TW: Trying a little jujitsu here. Free markets are fairly revered in the U.S., more than they deserve in my opinion. Not that they are bad but just not the panacea many folks perceive them to be. One reason they are not a panacea is certain economic activities are not priced by the market. I discussed them a while back here.
Burning carbon creates negative externalities that are not priced into the market. As Klein outlines some folks would like to get all granola-ish and somehow reduce their carbon footprints. This is a highly inefficient way to accomplish a valid goal. I am for letting the market function by pricing in the negative impact of carbon emissions. Folks can argue over how to value those negative externalities (i.e. is climate change real, do we really care if we are subsidizing Chavez/Ahmadinejad etc., do we care if we need to deploy our troops in hellholes to guard oil supplies, would have less sulfur in the air be a good thing) but pricing carbon is the right way to do it.
From Ezra Klein at WaPo:
"...making sensible decisions about how to reduce carbon emissions is really, really hard. It's intuitive, for instance, to eat local foods. But it's less intuitive to eat foods that are shipped rather than trucked. And few people know that it's much more important to reduce meat than reduce miles.

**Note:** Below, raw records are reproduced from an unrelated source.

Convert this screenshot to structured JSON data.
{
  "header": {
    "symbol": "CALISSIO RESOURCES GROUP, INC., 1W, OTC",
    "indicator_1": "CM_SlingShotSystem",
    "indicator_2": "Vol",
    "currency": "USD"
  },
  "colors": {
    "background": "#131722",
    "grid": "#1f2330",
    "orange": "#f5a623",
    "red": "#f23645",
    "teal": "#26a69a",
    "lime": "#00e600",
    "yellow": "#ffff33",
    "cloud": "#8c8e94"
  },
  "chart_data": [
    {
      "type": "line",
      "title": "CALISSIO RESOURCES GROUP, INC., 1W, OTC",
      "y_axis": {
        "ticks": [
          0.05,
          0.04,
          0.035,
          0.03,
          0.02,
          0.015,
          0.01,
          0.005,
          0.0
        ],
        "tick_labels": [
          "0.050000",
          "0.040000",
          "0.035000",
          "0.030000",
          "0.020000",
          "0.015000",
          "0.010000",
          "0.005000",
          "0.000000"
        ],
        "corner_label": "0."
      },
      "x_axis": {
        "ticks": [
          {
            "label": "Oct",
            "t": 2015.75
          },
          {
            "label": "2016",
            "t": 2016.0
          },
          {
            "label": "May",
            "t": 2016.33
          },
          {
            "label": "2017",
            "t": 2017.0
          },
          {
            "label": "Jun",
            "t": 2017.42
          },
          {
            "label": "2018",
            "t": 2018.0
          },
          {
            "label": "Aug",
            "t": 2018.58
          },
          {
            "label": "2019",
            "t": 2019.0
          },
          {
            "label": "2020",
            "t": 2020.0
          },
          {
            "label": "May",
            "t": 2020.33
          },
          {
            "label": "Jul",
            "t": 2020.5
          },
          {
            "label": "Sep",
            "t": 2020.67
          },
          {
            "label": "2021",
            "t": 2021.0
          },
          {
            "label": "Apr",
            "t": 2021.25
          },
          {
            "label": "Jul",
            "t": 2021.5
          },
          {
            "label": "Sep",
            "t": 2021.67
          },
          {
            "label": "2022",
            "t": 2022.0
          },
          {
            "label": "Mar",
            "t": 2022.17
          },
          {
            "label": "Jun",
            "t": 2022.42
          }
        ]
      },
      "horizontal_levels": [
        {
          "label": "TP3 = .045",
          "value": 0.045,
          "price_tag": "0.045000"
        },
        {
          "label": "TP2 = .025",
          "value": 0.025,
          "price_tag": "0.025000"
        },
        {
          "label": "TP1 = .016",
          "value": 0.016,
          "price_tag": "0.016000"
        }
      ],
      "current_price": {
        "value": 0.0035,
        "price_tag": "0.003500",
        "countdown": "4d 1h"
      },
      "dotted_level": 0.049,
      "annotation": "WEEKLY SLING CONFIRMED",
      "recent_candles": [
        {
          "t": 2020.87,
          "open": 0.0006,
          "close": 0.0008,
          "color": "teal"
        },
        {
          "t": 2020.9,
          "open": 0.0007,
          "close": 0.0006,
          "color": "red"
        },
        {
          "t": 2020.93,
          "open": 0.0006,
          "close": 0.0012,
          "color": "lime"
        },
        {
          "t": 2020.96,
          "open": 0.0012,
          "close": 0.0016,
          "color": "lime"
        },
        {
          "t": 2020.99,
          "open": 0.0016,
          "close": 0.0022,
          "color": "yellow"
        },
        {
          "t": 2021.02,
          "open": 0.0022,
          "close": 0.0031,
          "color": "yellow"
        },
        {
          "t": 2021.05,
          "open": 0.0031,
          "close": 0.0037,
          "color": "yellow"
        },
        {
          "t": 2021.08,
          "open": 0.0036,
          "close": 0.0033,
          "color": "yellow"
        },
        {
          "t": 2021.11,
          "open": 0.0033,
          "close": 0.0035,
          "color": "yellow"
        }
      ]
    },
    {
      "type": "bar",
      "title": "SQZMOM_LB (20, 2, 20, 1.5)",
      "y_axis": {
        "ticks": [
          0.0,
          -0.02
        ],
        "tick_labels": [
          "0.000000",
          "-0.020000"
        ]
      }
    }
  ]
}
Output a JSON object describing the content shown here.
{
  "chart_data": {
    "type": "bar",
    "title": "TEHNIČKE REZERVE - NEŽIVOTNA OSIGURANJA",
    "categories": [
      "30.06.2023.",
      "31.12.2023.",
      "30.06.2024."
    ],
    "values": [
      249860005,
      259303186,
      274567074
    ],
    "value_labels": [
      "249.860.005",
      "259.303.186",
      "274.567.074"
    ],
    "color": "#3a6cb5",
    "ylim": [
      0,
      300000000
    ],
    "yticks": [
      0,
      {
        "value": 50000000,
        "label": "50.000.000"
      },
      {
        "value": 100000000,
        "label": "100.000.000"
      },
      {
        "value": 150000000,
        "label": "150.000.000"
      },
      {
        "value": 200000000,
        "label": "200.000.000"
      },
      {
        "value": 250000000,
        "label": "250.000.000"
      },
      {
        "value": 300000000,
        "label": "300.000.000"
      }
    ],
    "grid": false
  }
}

...Lots of activities burn carbon. Some, like driving, have been hyped, and everyone knows about them. Some, like raising large numbers of animals to feed to humans, have not been hyped, and so people don't know about them. Some, like whether to take the bus or the metro, are simply unclear to people who haven't studied the issue. Asking people to be carbon calculators is a silly way to reduce their carbon output.
The problem is not that we burn carbon. It's that we don't price the harm of the carbon we burn into the products we buy. To put it slightly differently, it's that we don't burn carbon responsibly. That's why something like cap-and-trade, or a carbon tax, makes sense. The point isn't to have me running a thousand calculations about whether I should drive, walk, metro or bike; or whether I should eat a local chicken or buy a spinach salad. It's to have me simply go about my day and let prices make those decisions for me. Goods or services that burn more carbon will be more expensive. Goods or services that burn less will be less expensive. That's information I actually know how to use."